Es kann dahingestellt bleiben, ob den Klägern zum Zeitpunkt ihrer Ausreise im Jahre (...) im Norden Sri Lankas eine gruppengerichtete politische Verfolgung allein wegen ihrer tamilischen Volkszugehörigkeit etwa durch Übergriffe der srilankischen Regierungstruppen im Zusammenhang mit dem Krieg gegen die LTTE drohte (hierzu bejahend bis 1995 der 12. Senat des Hess. VGH in ständiger Rechtsprechung, siehe Urteil vom 11.12.1995 - 12 UE 2151/95 -; bejahend für das Jahr 1991 auch der 10. Senat, Urteil vom 10.12.1996 - 10 UE 2117/95 -; siehe auch OVG Niedersachsen, Urteil vom 01.03.1994 - 12 L 7098/91 -; OVG Nordrhein-Westfalen, Urteil vom 06.11.1992 - 21 A 13040/91.A -). Jedenfalls stand einem srilankischen Staatsangehörigen tamilischer Volkszugehörigkeit vor seiner Ausreise im Großraum Colombo eine inländische Fluchtalternative zur Verfügung (vgl. Urteil des Senats vom 03.05.2000, a.a.O., S. 35 ff; eine Fluchtalternative bei Ausreise Anfang der neunziger Jahre bejahend auch 10. Senat des Hess. VGH, so u. a. Urteile vom 11.06.1996 - 10 UE 1919/95 und 10 UE 3183/95 -, vom 01.11.1996 - 10 UE 1988/95 - sowie vom 10.11.1998 - 10 UE 3035/95). Ein srilankischer Staatsangehöriger tamilischer Volkszugehörigkeit hatte dort grundsätzlich die Möglichkeit, wenn auch unter bescheidenen Verhältnissen, verfolgungsfrei zu leben. Zur Vermeidung von Wiederholungen nimmt der Senat auf sein in das Verfahren eingeführte Urteil vom 3. Mai 2000 - 5 UE 4657/96.A - sowie auf die darin angeführten Erkenntnisse, die auch in das vorliegende Verfahren eingeführt wurden, Bezug.

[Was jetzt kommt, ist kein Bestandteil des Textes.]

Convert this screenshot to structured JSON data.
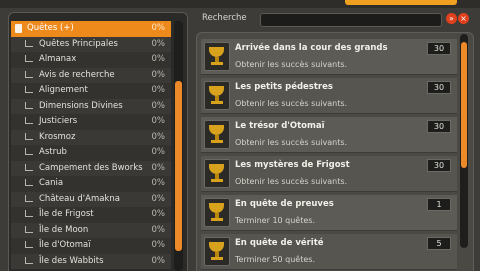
{
  "categories": {
    "items": [
      {
        "label": "Quêtes (+)",
        "percent": "0%",
        "selected": true
      },
      {
        "label": "Quêtes Principales",
        "percent": "0%"
      },
      {
        "label": "Almanax",
        "percent": "0%"
      },
      {
        "label": "Avis de recherche",
        "percent": "0%"
      },
      {
        "label": "Alignement",
        "percent": "0%"
      },
      {
        "label": "Dimensions Divines",
        "percent": "0%"
      },
      {
        "label": "Justiciers",
        "percent": "0%"
      },
      {
        "label": "Krosmoz",
        "percent": "0%"
      },
      {
        "label": "Astrub",
        "percent": "0%"
      },
      {
        "label": "Campement des Bworks",
        "percent": "0%"
      },
      {
        "label": "Cania",
        "percent": "0%"
      },
      {
        "label": "Château d'Amakna",
        "percent": "0%"
      },
      {
        "label": "Île de Frigost",
        "percent": "0%"
      },
      {
        "label": "Île de Moon",
        "percent": "0%"
      },
      {
        "label": "Île d'Otomaï",
        "percent": "0%"
      },
      {
        "label": "Île des Wabbits",
        "percent": "0%"
      }
    ]
  },
  "search": {
    "label": "Recherche",
    "value": "",
    "expand_symbol": "»",
    "close_symbol": "×"
  },
  "achievements": [
    {
      "title": "Arrivée dans la cour des grands",
      "description": "Obtenir les succès suivants.",
      "points": "30"
    },
    {
      "title": "Les petits pédestres",
      "description": "Obtenir les succès suivants.",
      "points": "30"
    },
    {
      "title": "Le trésor d'Otomaï",
      "description": "Obtenir les succès suivants.",
      "points": "30"
    },
    {
      "title": "Les mystères de Frigost",
      "description": "Obtenir les succès suivants.",
      "points": "30"
    },
    {
      "title": "En quête de preuves",
      "description": "Terminer 10 quêtes.",
      "points": "1"
    },
    {
      "title": "En quête de vérité",
      "description": "Terminer 50 quêtes.",
      "points": "5"
    }
  ],
  "colors": {
    "accent": "#ee8a1c",
    "panel": "#2a2a28",
    "close": "#e0401c"
  }
}
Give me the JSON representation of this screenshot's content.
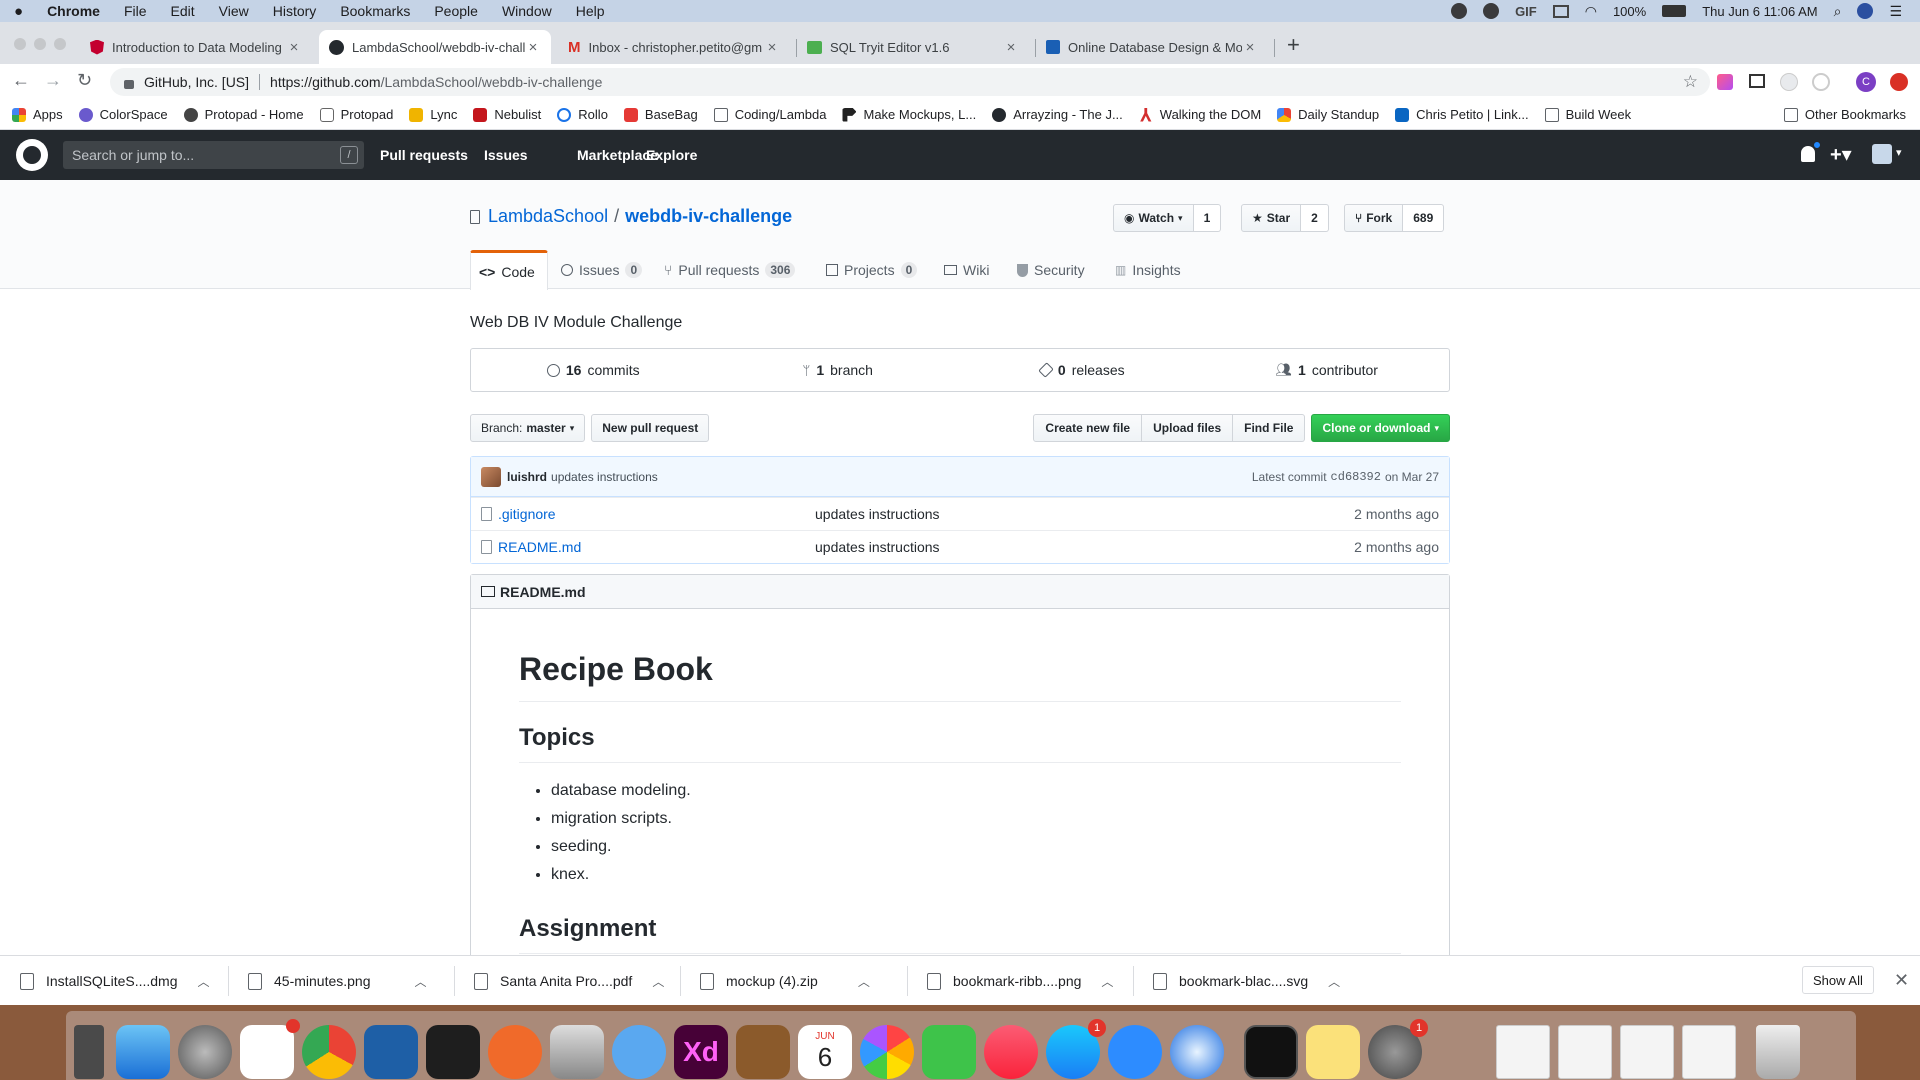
{
  "menubar": {
    "app": "Chrome",
    "items": [
      "File",
      "Edit",
      "View",
      "History",
      "Bookmarks",
      "People",
      "Window",
      "Help"
    ],
    "battery": "100%",
    "datetime": "Thu Jun 6  11:06 AM"
  },
  "tabs": [
    {
      "title": "Introduction to Data Modeling",
      "active": false
    },
    {
      "title": "LambdaSchool/webdb-iv-chall",
      "active": true
    },
    {
      "title": "Inbox - christopher.petito@gm",
      "active": false
    },
    {
      "title": "SQL Tryit Editor v1.6",
      "active": false
    },
    {
      "title": "Online Database Design & Mod",
      "active": false
    }
  ],
  "addressbar": {
    "site_identity": "GitHub, Inc. [US]",
    "url_prefix": "https://github.com",
    "url_path": "/LambdaSchool/webdb-iv-challenge"
  },
  "bookmarks": [
    "Apps",
    "ColorSpace",
    "Protopad - Home",
    "Protopad",
    "Lync",
    "Nebulist",
    "Rollo",
    "BaseBag",
    "Coding/Lambda",
    "Make Mockups, L...",
    "Arrayzing - The J...",
    "Walking the DOM",
    "Daily Standup",
    "Chris Petito | Link...",
    "Build Week"
  ],
  "bookmarks_other": "Other Bookmarks",
  "github": {
    "search_placeholder": "Search or jump to...",
    "search_key": "/",
    "nav": [
      "Pull requests",
      "Issues",
      "Marketplace",
      "Explore"
    ]
  },
  "repo": {
    "owner": "LambdaSchool",
    "separator": "/",
    "name": "webdb-iv-challenge",
    "watch_label": "Watch",
    "watch_count": "1",
    "star_label": "Star",
    "star_count": "2",
    "fork_label": "Fork",
    "fork_count": "689",
    "tabs": {
      "code": "Code",
      "issues": "Issues",
      "issues_count": "0",
      "pulls": "Pull requests",
      "pulls_count": "306",
      "projects": "Projects",
      "projects_count": "0",
      "wiki": "Wiki",
      "security": "Security",
      "insights": "Insights"
    },
    "description": "Web DB IV Module Challenge",
    "summary": {
      "commits_num": "16",
      "commits_label": "commits",
      "branch_num": "1",
      "branch_label": "branch",
      "releases_num": "0",
      "releases_label": "releases",
      "contrib_num": "1",
      "contrib_label": "contributor"
    },
    "branch_prefix": "Branch:",
    "branch_name": "master",
    "new_pr": "New pull request",
    "create_file": "Create new file",
    "upload_files": "Upload files",
    "find_file": "Find File",
    "clone": "Clone or download",
    "latest_commit": {
      "author": "luishrd",
      "message": "updates instructions",
      "label": "Latest commit",
      "sha": "cd68392",
      "date": "on Mar 27"
    },
    "files": [
      {
        "name": ".gitignore",
        "message": "updates instructions",
        "age": "2 months ago"
      },
      {
        "name": "README.md",
        "message": "updates instructions",
        "age": "2 months ago"
      }
    ],
    "readme": {
      "filename": "README.md",
      "h1": "Recipe Book",
      "h2_topics": "Topics",
      "topics": [
        "database modeling.",
        "migration scripts.",
        "seeding.",
        "knex."
      ],
      "h2_assignment": "Assignment"
    }
  },
  "downloads": {
    "items": [
      "InstallSQLiteS....dmg",
      "45-minutes.png",
      "Santa Anita Pro....pdf",
      "mockup (4).zip",
      "bookmark-ribb....png",
      "bookmark-blac....svg"
    ],
    "show_all": "Show All"
  },
  "dock": {
    "badges": {
      "slack": "",
      "appstore": "1",
      "settings": "1"
    },
    "calendar_month": "JUN",
    "calendar_day": "6"
  },
  "colors": {
    "github_header": "#24292e",
    "link": "#0366d6",
    "green_button": "#28a745",
    "active_tab_accent": "#e36209"
  }
}
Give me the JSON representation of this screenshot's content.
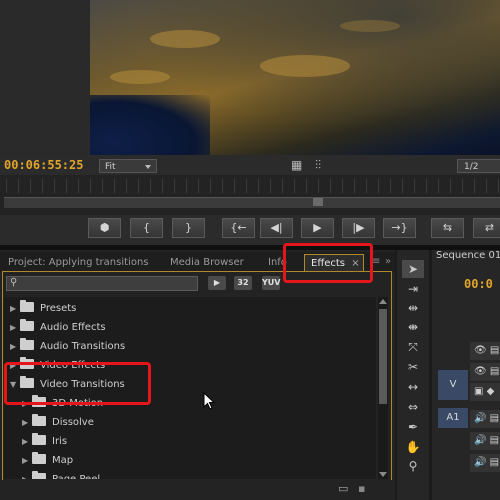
{
  "monitor": {
    "timecode": "00:06:55:25",
    "zoom_select": "Fit",
    "resolution_select": "1/2",
    "buttons": [
      {
        "name": "add-marker-button",
        "glyph": "⬢"
      },
      {
        "name": "mark-in-button",
        "glyph": "{"
      },
      {
        "name": "mark-out-button",
        "glyph": "}"
      },
      {
        "name": "go-to-in-button",
        "glyph": "{←"
      },
      {
        "name": "step-back-button",
        "glyph": "◀|"
      },
      {
        "name": "play-button",
        "glyph": "▶"
      },
      {
        "name": "step-forward-button",
        "glyph": "|▶"
      },
      {
        "name": "go-to-out-button",
        "glyph": "→}"
      },
      {
        "name": "insert-button",
        "glyph": "⇆"
      },
      {
        "name": "overwrite-button",
        "glyph": "⇄"
      }
    ]
  },
  "tabs": {
    "project": "Project: Applying transitions",
    "media_browser": "Media Browser",
    "info": "Info",
    "effects": "Effects",
    "effects_close": "×"
  },
  "effects_panel": {
    "search_value": "",
    "badges": [
      "32",
      "YUV"
    ],
    "items": [
      {
        "label": "Presets",
        "indent": 0,
        "expanded": false
      },
      {
        "label": "Audio Effects",
        "indent": 0,
        "expanded": false
      },
      {
        "label": "Audio Transitions",
        "indent": 0,
        "expanded": false
      },
      {
        "label": "Video Effects",
        "indent": 0,
        "expanded": false
      },
      {
        "label": "Video Transitions",
        "indent": 0,
        "expanded": true
      },
      {
        "label": "3D Motion",
        "indent": 1,
        "expanded": false
      },
      {
        "label": "Dissolve",
        "indent": 1,
        "expanded": false
      },
      {
        "label": "Iris",
        "indent": 1,
        "expanded": false
      },
      {
        "label": "Map",
        "indent": 1,
        "expanded": false
      },
      {
        "label": "Page Peel",
        "indent": 1,
        "expanded": false
      }
    ]
  },
  "sequence": {
    "tab": "Sequence 01",
    "timecode": "00:0",
    "tracks": [
      "V",
      "A1"
    ]
  },
  "colors": {
    "accent_timecode": "#e2a52a",
    "highlight": "#e5161a",
    "panel_border": "#b08a2a"
  }
}
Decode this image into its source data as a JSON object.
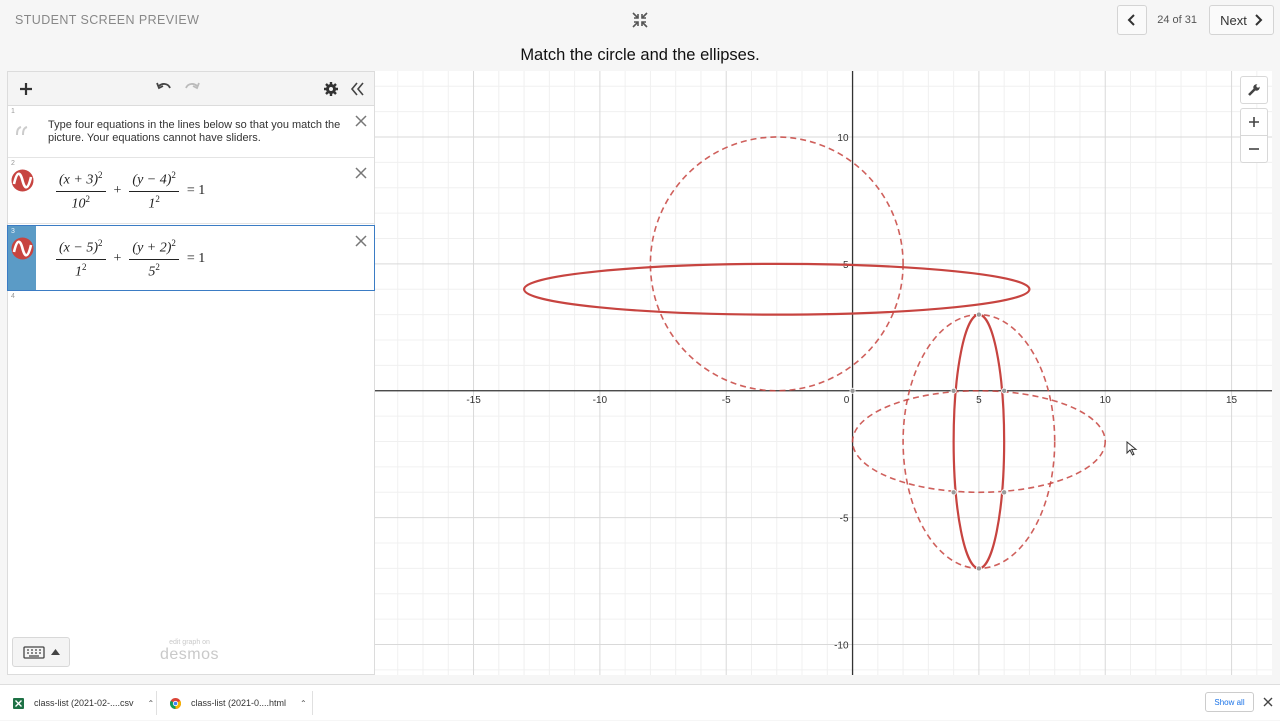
{
  "header": {
    "preview_label": "STUDENT SCREEN PREVIEW",
    "page_counter": "24 of 31",
    "next_label": "Next",
    "prompt": "Match the circle and the ellipses."
  },
  "expressions": [
    {
      "index": "1",
      "type": "note",
      "text": "Type four equations in the lines below so that you match the  picture. Your equations cannot have sliders."
    },
    {
      "index": "2",
      "type": "equation",
      "num1": "(x + 3)",
      "den1": "10",
      "num2": "(y − 4)",
      "den2": "1",
      "exp": "2",
      "plus": "+",
      "rhs": "= 1",
      "color": "#c74440"
    },
    {
      "index": "3",
      "type": "equation",
      "num1": "(x − 5)",
      "den1": "1",
      "num2": "(y + 2)",
      "den2": "5",
      "exp": "2",
      "plus": "+",
      "rhs": "= 1",
      "color": "#c74440"
    },
    {
      "index": "4",
      "type": "empty"
    }
  ],
  "panel": {
    "logo_small": "edit graph on",
    "logo_big": "desmos"
  },
  "graph": {
    "xlim": [
      -18.9,
      16.6
    ],
    "ylim": [
      -11.2,
      12.6
    ],
    "x_ticks": [
      -15,
      -10,
      -5,
      0,
      5,
      10,
      15
    ],
    "y_ticks": [
      -10,
      -5,
      5,
      10
    ],
    "minor_step": 1,
    "major_step": 5,
    "curve_color": "#c74440",
    "curves": [
      {
        "cx": -3,
        "cy": 4,
        "rx": 10,
        "ry": 1,
        "style": "solid"
      },
      {
        "cx": 5,
        "cy": -2,
        "rx": 1,
        "ry": 5,
        "style": "solid"
      },
      {
        "cx": -3,
        "cy": 5,
        "rx": 5,
        "ry": 5,
        "style": "dashed"
      },
      {
        "cx": 5,
        "cy": -2,
        "rx": 3,
        "ry": 5,
        "style": "dashed"
      },
      {
        "cx": 5,
        "cy": -2,
        "rx": 5,
        "ry": 2,
        "style": "dashed"
      }
    ],
    "points": [
      [
        5,
        3
      ],
      [
        5,
        -7
      ],
      [
        4,
        0
      ],
      [
        6,
        0
      ],
      [
        4,
        -4
      ],
      [
        6,
        -4
      ],
      [
        0,
        0
      ]
    ]
  },
  "downloads": [
    {
      "name": "class-list (2021-02-....csv",
      "icon": "excel-file-icon"
    },
    {
      "name": "class-list (2021-0....html",
      "icon": "chrome-file-icon"
    }
  ],
  "bottombar": {
    "show_all": "Show all"
  }
}
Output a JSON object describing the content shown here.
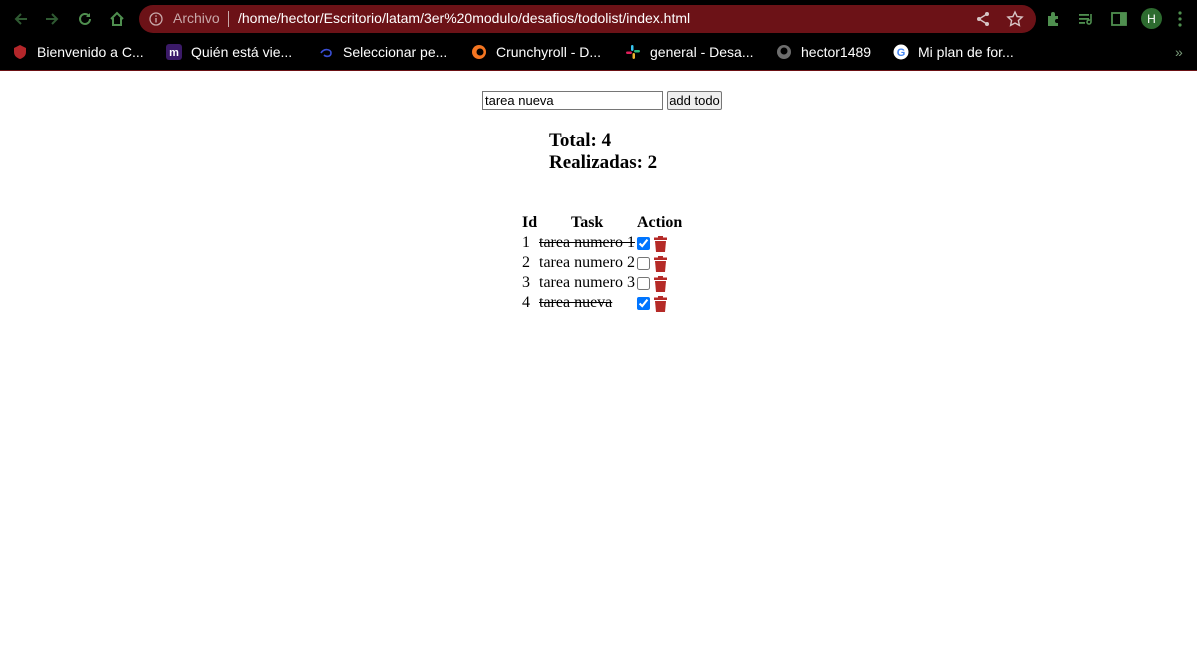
{
  "browser": {
    "omnibox_label": "Archivo",
    "url": "/home/hector/Escritorio/latam/3er%20modulo/desafios/todolist/index.html",
    "avatar_letter": "H",
    "bookmarks": [
      {
        "label": "Bienvenido a C...",
        "icon": "red-shield-icon"
      },
      {
        "label": "Quién está vie...",
        "icon": "m-logo-icon"
      },
      {
        "label": "Seleccionar pe...",
        "icon": "disney-icon"
      },
      {
        "label": "Crunchyroll - D...",
        "icon": "crunchyroll-icon"
      },
      {
        "label": "general - Desa...",
        "icon": "slack-icon"
      },
      {
        "label": "hector1489",
        "icon": "github-icon"
      },
      {
        "label": "Mi plan de for...",
        "icon": "google-icon"
      }
    ],
    "bookmarks_more": "»"
  },
  "app": {
    "input_value": "tarea nueva",
    "add_button_label": "add todo",
    "total_text": "Total: 4",
    "done_text": "Realizadas: 2",
    "headers": {
      "id": "Id",
      "task": "Task",
      "action": "Action"
    },
    "todos": [
      {
        "id": "1",
        "task": "tarea numero 1",
        "done": true
      },
      {
        "id": "2",
        "task": "tarea numero 2",
        "done": false
      },
      {
        "id": "3",
        "task": "tarea numero 3",
        "done": false
      },
      {
        "id": "4",
        "task": "tarea nueva",
        "done": true
      }
    ],
    "trash_color": "#b52a27"
  }
}
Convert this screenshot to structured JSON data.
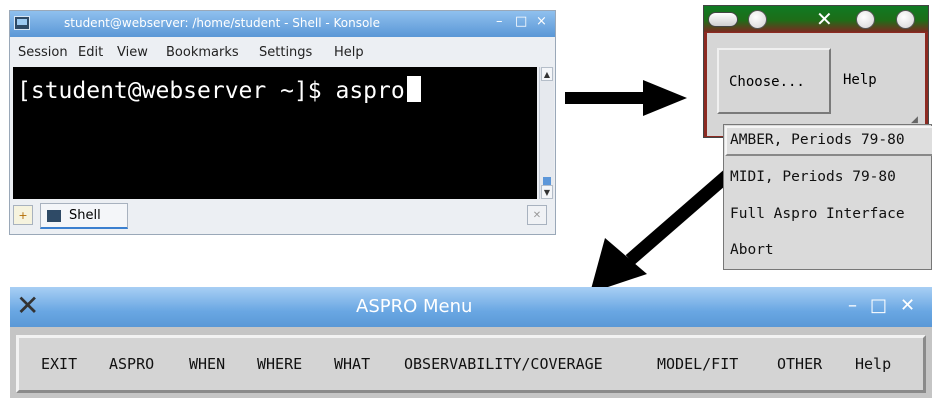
{
  "konsole": {
    "title": "student@webserver: /home/student - Shell - Konsole",
    "title_buttons": [
      "–",
      "□",
      "×"
    ],
    "menu": [
      "Session",
      "Edit",
      "View",
      "Bookmarks",
      "Settings",
      "Help"
    ],
    "prompt": "[student@webserver ~]$ aspro",
    "tab_label": "Shell",
    "scroll_up": "▲",
    "scroll_down": "▼"
  },
  "tk_window": {
    "choose_label": "Choose...",
    "help_label": "Help",
    "dropdown_items": [
      "AMBER, Periods 79-80",
      "MIDI, Periods 79-80",
      "Full Aspro Interface",
      "Abort"
    ]
  },
  "aspro_menu": {
    "title": "ASPRO Menu",
    "title_buttons": [
      "–",
      "□",
      "✕"
    ],
    "items": [
      "EXIT",
      "ASPRO",
      "WHEN",
      "WHERE",
      "WHAT",
      "OBSERVABILITY/COVERAGE",
      "MODEL/FIT",
      "OTHER",
      "Help"
    ]
  },
  "colors": {
    "titlebar_blue": "#5a97d6",
    "terminal_bg": "#000000",
    "tk_title_green": "#0f7a23",
    "tk_frame_red": "#8c2a22",
    "arrow": "#000000"
  }
}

Die unverfolgt ausgereisten Kläger können ihre Asylanerkennung auch nicht aufgrund eines im Sinne von § 28 AsylVfG beachtlichen Nachfluchtgrundes verlangen.

Der Senat hat sich in seinem Urteil vom 3. Mai 2000 unter Berücksichtigung der bis zu diesem Zeitpunkt vorliegenden Erkenntnisquellen ausführlich damit auseinander gesetzt, dass tamilischen Volkszugehörigen heute und in naher Zukunft in keinem Landesteil Sri Lankas mit beachtlicher Wahrscheinlichkeit gruppengerichtete politische Verfolgung droht. Sämtliche der in dieser Grundsatzentscheidung zur Frage der Gruppenverfolgung verwerteten Erkenntnisquellen sind auch in das vorliegende Verfahren eingeführt worden. Erkenntnisse die Anlass geben könnten, diese Einschätzung im Hinblick auf den vorliegenden Fall im Ergebnis neu zu überdenken, liegen zum gegenwärtigen Zeitpunkt nicht vor. Die Erkenntnisquellen, die nach Verkündung des Grundsatzurteils vom 3. Mai 2000 zugänglich geworden und in dieses Verfahren eingeführt worden sind, veranlassen den Senat allerdings zu folgenden Ergänzungen: ...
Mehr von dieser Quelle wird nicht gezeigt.